Dans sa plaidoirie, le représentant de la Hongrie s’est concentré sur l’irrecevabilité du recours en manquement. Tout d’abord, la Commission n’aurait pas respecté les conditions de validité de la procédure précontentieuse, n’ayant pas respecté l’obligation de motivation et celle d’identification claire du litige. À ses dires, l’argument de la Commission tendant à mettre en avant l’urgence confirme la volonté de celle-ci d’enfreindre le principe de coopération loyale et qualifierait ses agissements d’abus de droit.

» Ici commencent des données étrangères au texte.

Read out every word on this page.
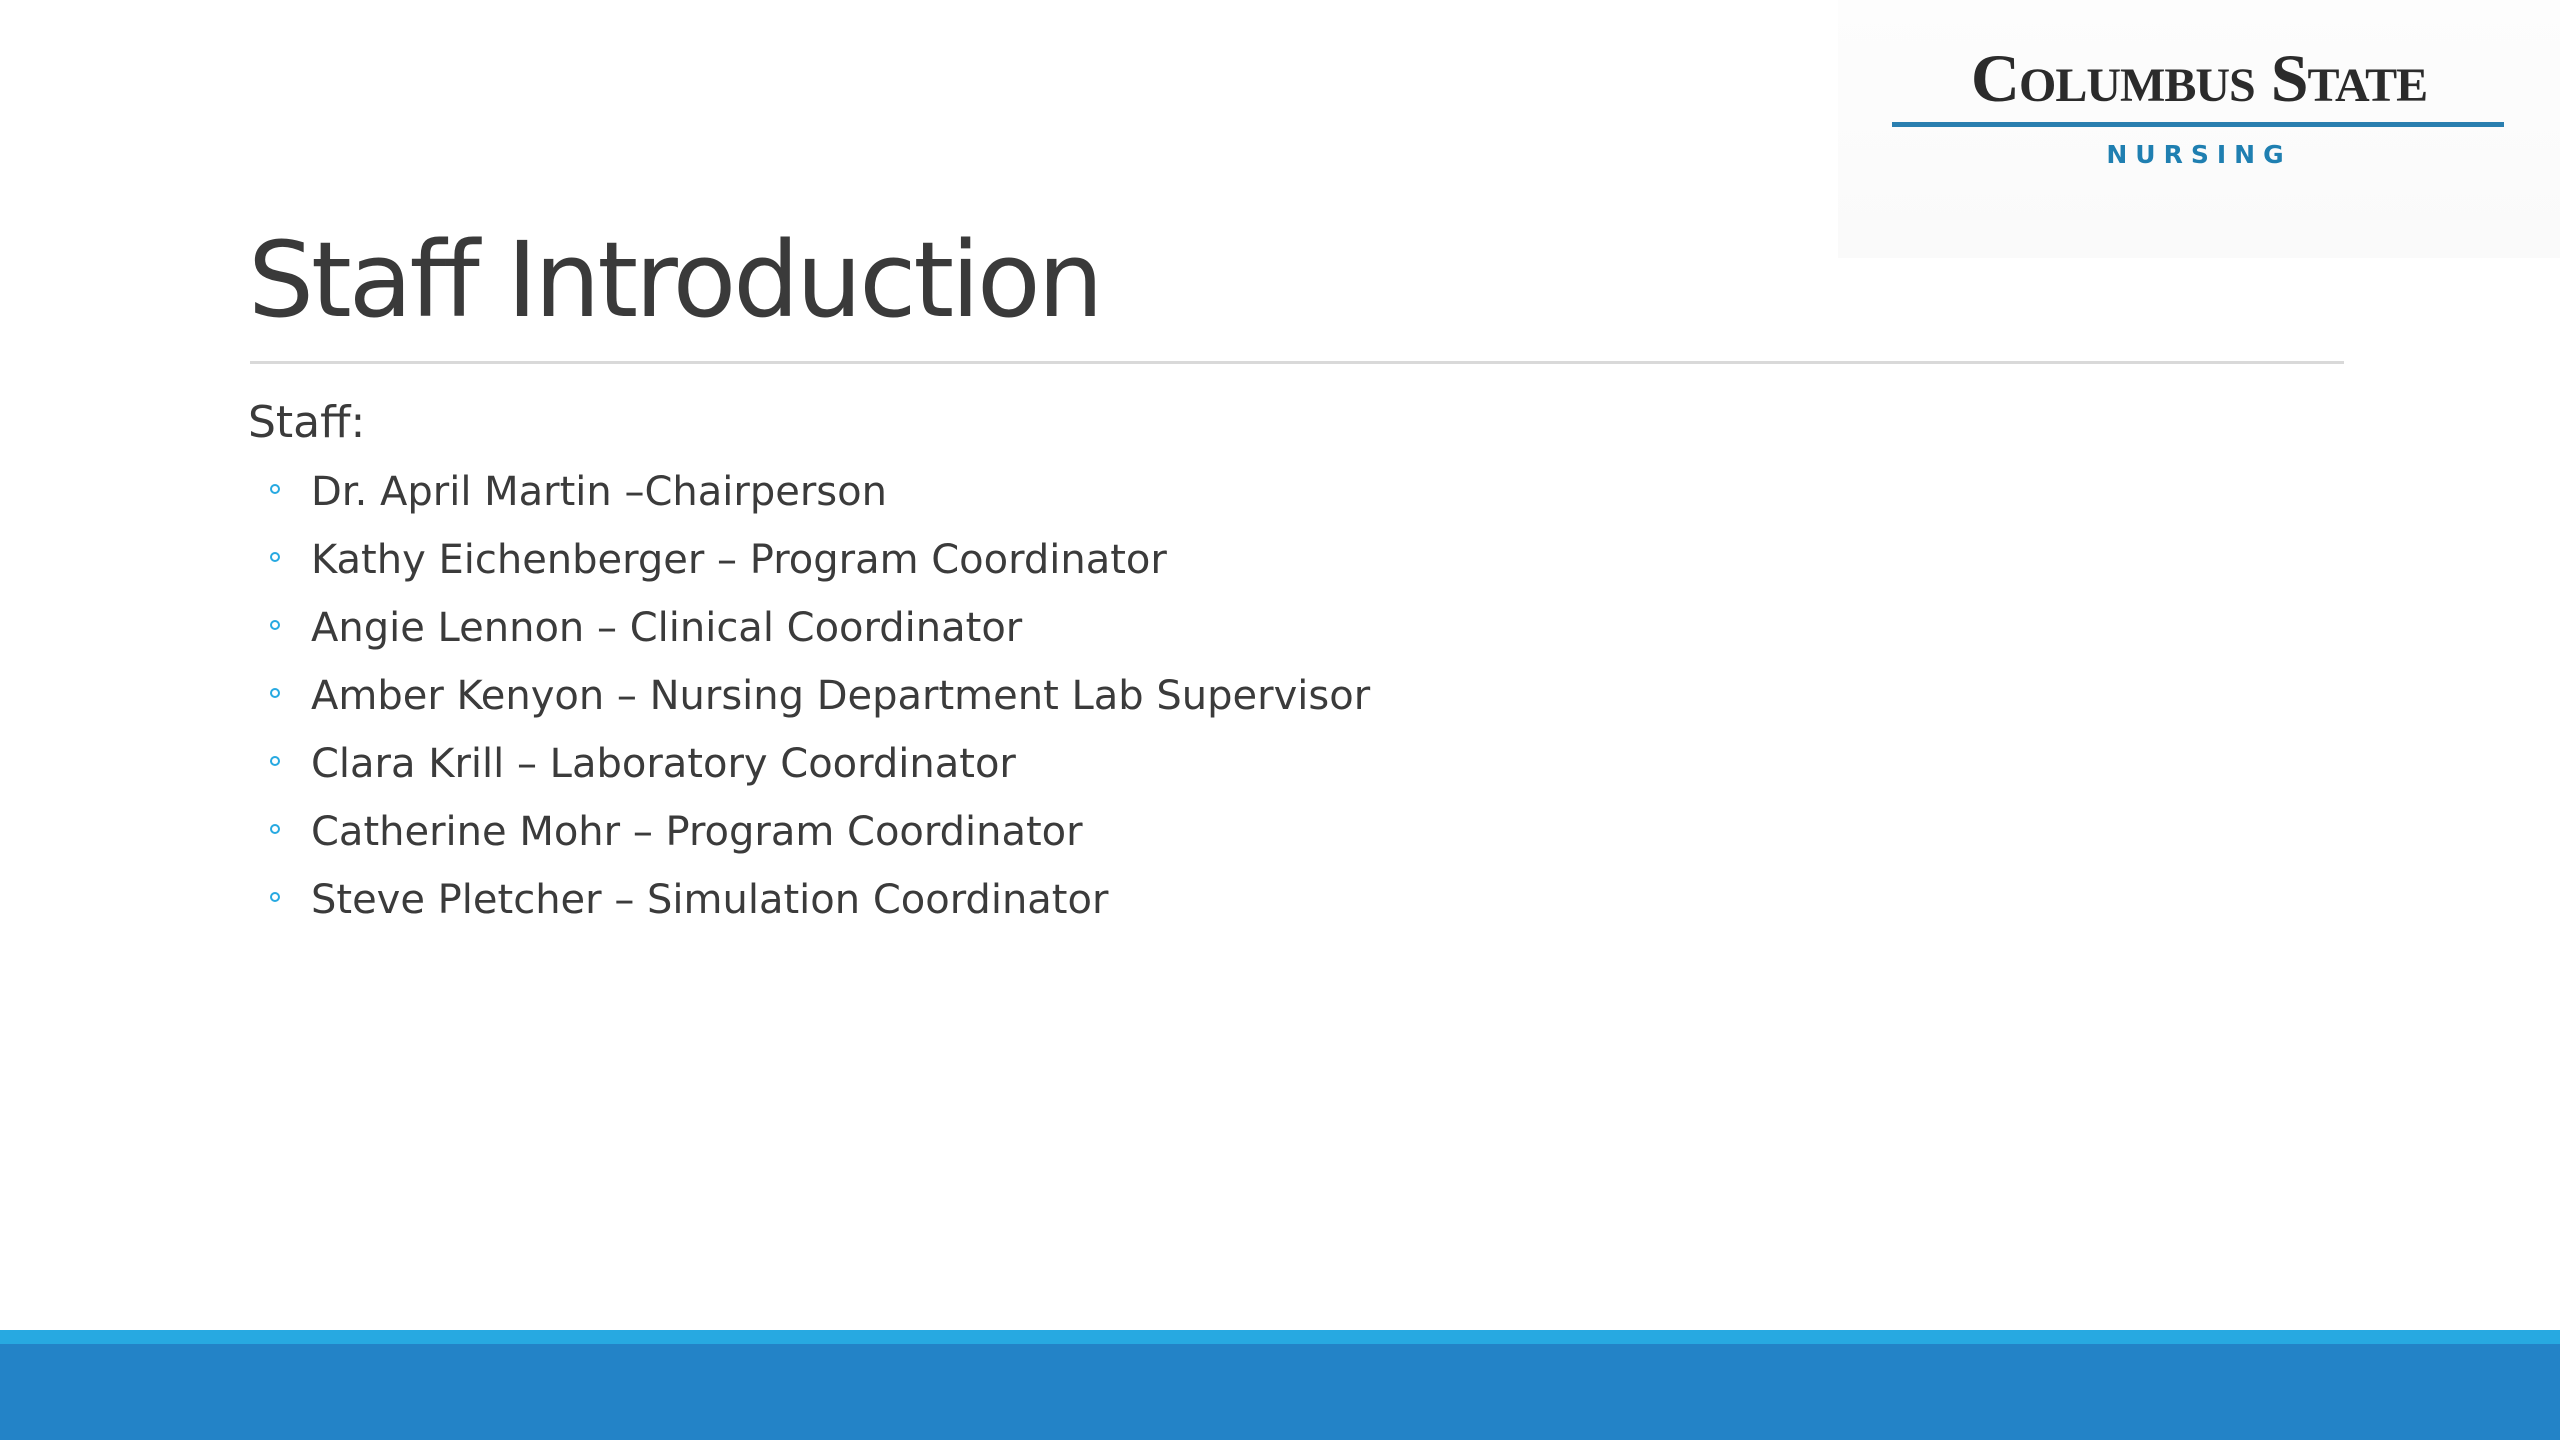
Columbus State
NURSING
Staff Introduction
Staff:
Dr. April Martin –Chairperson
Kathy Eichenberger – Program Coordinator
Angie Lennon – Clinical Coordinator
Amber Kenyon – Nursing Department Lab Supervisor
Clara Krill – Laboratory Coordinator
Catherine Mohr – Program Coordinator
Steve Pletcher – Simulation Coordinator
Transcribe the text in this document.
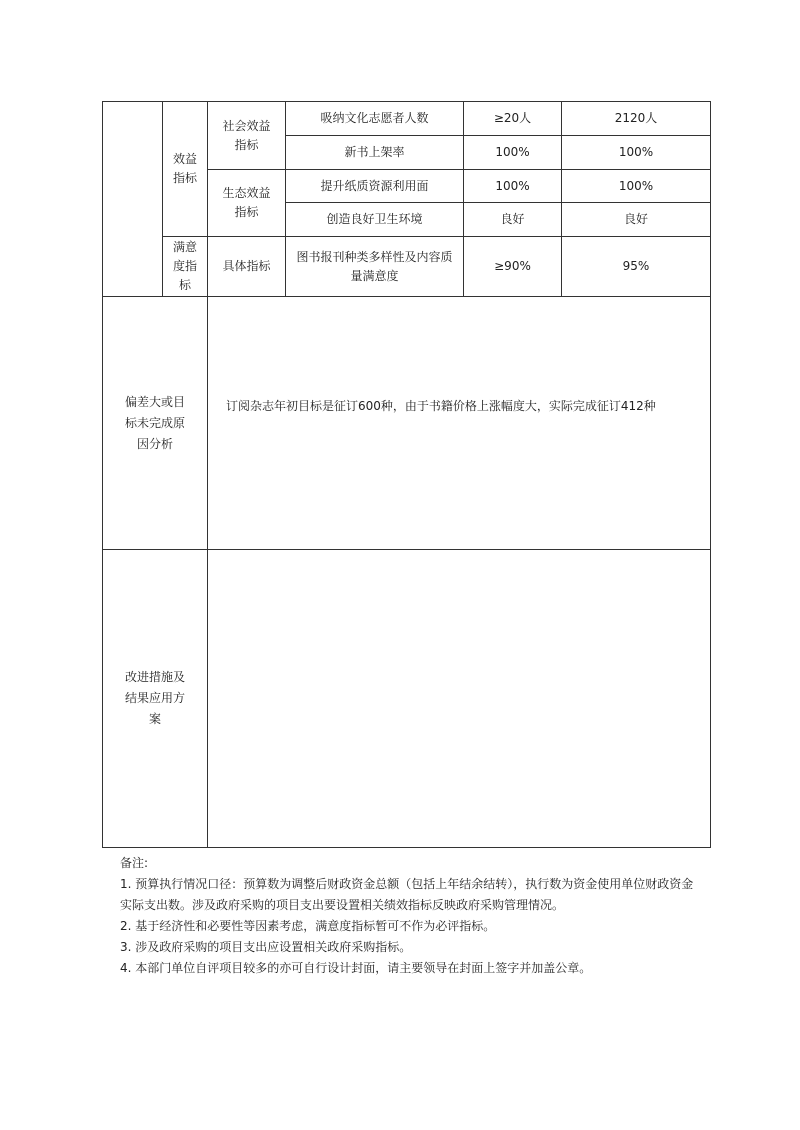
	效益指标	社会效益指标	吸纳文化志愿者人数	≥20人	2120人
			新书上架率	100%	100%
		生态效益指标	提升纸质资源利用面	100%	100%
			创造良好卫生环境	良好	良好
	满意度指标	具体指标	图书报刊种类多样性及内容质量满意度	≥90%	95%
偏差大或目标未完成原因分析		订阅杂志年初目标是征订600种，由于书籍价格上涨幅度大，实际完成征订412种			

改进措施及结果应用方案					
备注:
1. 预算执行情况口径：预算数为调整后财政资金总额（包括上年结余结转），执行数为资金使用单位财政资金实际支出数。涉及政府采购的项目支出要设置相关绩效指标反映政府采购管理情况。
2. 基于经济性和必要性等因素考虑，满意度指标暂可不作为必评指标。
3. 涉及政府采购的项目支出应设置相关政府采购指标。
4. 本部门单位自评项目较多的亦可自行设计封面，请主要领导在封面上签字并加盖公章。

Aussi et surtout, la Commission viole l’égalité entre États membres en n’introduisant ce type de recours exclusivement à l’encontre de la Pologne, de la Hongrie et de la République Tchèque. La limitation à ces trois États fait preuve du fait que le recours est en réalité motivé pour les raisons politiques, la Commission souhaitant ériger les défendeurs en « boucs émissaires » d’une crise qui les dépasse largement. En effet, la décision de relocalisation visait environ 98 mille demandeurs se trouvant en Italien et en Grèce. Or, seulement 34 mille d’entre eux ont été relocalisé. La Hongrie soutient donc que, même si les trois États membres s’étaient acquittés de leurs quotas, ce résultat n’aurait toujours pas été atteint; néanmoins, aucun autre État n’a été mis en manquement par la Commission.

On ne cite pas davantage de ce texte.